Now, I don’t begrudge for one moment this disparity – quite the contrary – I am thrilled that Barry has managed to influence so many people and topple so effectively the faecal spires erected by the myriad self-proclaimed ‘experts’ on climate change (an infamous line to whom I have no idea to attribute states that “opinions are like arseholes – everyone’s got one”). Barry is, via BraveNewClimate.com, doing the world an immense service. What I do find intriguing is that in many ways, the biodiversity crisis is a much, much worse problem that is and will continue to degrade human life for millennia to come. Yet as Barry Gardiner observed, the UK papers mentioned biodiversity only 115 times over the last 3 months compared to 1382 times for climate change – again, that order-of-magnitude disparity.
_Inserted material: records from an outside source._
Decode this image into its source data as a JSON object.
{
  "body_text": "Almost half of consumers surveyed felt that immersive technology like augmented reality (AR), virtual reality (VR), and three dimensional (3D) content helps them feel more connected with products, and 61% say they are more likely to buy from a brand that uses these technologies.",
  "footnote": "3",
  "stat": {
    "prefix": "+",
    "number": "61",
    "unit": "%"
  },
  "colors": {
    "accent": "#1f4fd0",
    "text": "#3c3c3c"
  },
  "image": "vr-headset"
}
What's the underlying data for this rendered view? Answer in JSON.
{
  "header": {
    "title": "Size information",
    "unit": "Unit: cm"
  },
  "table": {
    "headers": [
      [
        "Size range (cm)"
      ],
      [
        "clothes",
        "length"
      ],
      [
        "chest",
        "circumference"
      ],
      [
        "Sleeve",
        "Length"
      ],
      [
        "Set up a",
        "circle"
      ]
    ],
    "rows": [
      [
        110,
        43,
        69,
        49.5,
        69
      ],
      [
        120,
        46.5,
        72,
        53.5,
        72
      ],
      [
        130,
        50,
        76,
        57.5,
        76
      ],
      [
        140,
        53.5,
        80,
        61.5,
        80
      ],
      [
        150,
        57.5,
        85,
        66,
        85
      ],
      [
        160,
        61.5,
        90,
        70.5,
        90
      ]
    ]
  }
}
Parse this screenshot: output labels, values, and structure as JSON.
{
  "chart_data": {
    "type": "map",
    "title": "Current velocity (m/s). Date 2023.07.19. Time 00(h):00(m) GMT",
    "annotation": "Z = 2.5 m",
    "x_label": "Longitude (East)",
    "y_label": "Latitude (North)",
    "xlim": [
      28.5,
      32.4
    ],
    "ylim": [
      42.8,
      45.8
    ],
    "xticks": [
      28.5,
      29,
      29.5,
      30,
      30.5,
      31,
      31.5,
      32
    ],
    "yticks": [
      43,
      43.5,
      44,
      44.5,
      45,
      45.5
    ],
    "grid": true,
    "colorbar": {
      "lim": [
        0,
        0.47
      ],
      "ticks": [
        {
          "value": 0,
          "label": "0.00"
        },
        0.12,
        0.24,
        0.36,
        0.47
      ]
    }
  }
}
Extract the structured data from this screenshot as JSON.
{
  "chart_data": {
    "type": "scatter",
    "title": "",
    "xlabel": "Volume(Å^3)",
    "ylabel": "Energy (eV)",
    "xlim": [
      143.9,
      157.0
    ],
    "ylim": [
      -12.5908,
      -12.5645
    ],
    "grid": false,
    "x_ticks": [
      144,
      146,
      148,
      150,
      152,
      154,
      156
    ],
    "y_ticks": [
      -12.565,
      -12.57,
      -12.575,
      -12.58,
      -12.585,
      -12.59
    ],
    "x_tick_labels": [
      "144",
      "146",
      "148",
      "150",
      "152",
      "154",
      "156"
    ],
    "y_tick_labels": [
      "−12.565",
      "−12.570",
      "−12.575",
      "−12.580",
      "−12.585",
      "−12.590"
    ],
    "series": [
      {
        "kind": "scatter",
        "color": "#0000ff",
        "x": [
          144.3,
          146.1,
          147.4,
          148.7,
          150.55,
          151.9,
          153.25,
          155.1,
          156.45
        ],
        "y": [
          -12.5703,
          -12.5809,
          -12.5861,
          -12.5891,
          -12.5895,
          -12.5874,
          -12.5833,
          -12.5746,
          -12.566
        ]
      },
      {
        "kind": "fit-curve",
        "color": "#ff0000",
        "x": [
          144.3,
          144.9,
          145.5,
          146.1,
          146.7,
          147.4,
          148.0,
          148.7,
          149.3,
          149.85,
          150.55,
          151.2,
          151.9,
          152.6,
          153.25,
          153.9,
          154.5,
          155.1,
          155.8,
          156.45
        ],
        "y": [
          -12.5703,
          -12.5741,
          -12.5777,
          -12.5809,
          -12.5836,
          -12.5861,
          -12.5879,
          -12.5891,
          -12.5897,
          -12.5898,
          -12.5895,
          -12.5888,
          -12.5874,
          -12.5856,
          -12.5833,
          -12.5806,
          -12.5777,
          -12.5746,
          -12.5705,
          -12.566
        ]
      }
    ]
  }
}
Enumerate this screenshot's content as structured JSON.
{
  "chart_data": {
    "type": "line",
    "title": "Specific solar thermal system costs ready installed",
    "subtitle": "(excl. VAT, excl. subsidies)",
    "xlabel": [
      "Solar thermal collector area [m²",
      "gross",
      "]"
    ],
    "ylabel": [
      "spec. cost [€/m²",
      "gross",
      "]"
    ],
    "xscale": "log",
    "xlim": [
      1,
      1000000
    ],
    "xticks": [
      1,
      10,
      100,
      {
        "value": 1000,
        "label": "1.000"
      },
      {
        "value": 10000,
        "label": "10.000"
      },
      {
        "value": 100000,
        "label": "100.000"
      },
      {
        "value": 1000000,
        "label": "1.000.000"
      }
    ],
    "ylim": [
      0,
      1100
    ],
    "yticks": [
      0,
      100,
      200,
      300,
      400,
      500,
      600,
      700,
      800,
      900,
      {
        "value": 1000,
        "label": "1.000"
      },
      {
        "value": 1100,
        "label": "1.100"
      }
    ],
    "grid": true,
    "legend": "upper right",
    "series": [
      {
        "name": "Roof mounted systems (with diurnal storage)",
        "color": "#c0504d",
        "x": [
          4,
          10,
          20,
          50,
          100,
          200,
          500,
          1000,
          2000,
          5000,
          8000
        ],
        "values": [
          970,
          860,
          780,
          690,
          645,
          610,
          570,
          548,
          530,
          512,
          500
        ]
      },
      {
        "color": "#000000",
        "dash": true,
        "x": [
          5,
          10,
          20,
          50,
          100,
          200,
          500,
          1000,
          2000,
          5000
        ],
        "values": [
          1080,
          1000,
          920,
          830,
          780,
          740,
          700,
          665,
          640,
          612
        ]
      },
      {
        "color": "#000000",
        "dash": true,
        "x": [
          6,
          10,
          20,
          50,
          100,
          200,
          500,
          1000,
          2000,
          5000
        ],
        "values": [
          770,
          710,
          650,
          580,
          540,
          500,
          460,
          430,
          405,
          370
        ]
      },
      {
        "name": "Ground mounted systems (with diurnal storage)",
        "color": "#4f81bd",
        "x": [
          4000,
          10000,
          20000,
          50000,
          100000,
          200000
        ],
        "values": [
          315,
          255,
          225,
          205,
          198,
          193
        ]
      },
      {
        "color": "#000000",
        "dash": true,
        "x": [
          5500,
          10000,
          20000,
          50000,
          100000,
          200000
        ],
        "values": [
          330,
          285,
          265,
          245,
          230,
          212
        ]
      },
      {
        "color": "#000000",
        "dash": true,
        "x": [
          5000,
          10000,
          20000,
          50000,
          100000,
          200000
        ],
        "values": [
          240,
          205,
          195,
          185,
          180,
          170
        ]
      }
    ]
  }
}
There is no biodiversity equivalent of the Intergovernmental Panel on Climate Change (although there are a few international organisations tackling the extinction crisis such as the United Nation’s Environment Program, the Millennium Ecosystem Assessment and the International Union for Conservation of Nature), we still have little capacity or idea how to incorporate the trillions of dollars worth of ecosystem services supplied every year to us free of charge, and we have nothing at all equivalent to the Kyoto Protocol for biodiversity preservation. Yet, conservation biologists have for decades demonstrated how human disease prevalence, reduction in pollination, increasing floods, reduced freshwater availability, carbon emissions, loss of fish supplies, weed establishment and spread, etc. are all exacerbated by biodiversity loss. Climate change, as serious and potentially apocalyptic as it is, can be viewed as just another stressor in a system stressed to its limits.

Of course, the lack of ‘interest’ may not be as bleak as indicated by web traffic; I believe the science underpinning our assessment of biodiversity loss is fairly well-accepted by people who care to look into these things, and the evidence spans the gambit of biological diversity and ecosystems. In short, it’s much less controversial a topic than climate change, so it attracts a lot less vitriol and spawns fewer polemics. That said, it is a self-destructive ambivalence that will eventually come to bite humanity on the bum in the most serious of ways, and I truly believe that we’re not far off from major world conflicts over the dwindling pool of resources (food, water, raw materials) we are so effectively destroying. We would be wise to take heed of the warnings.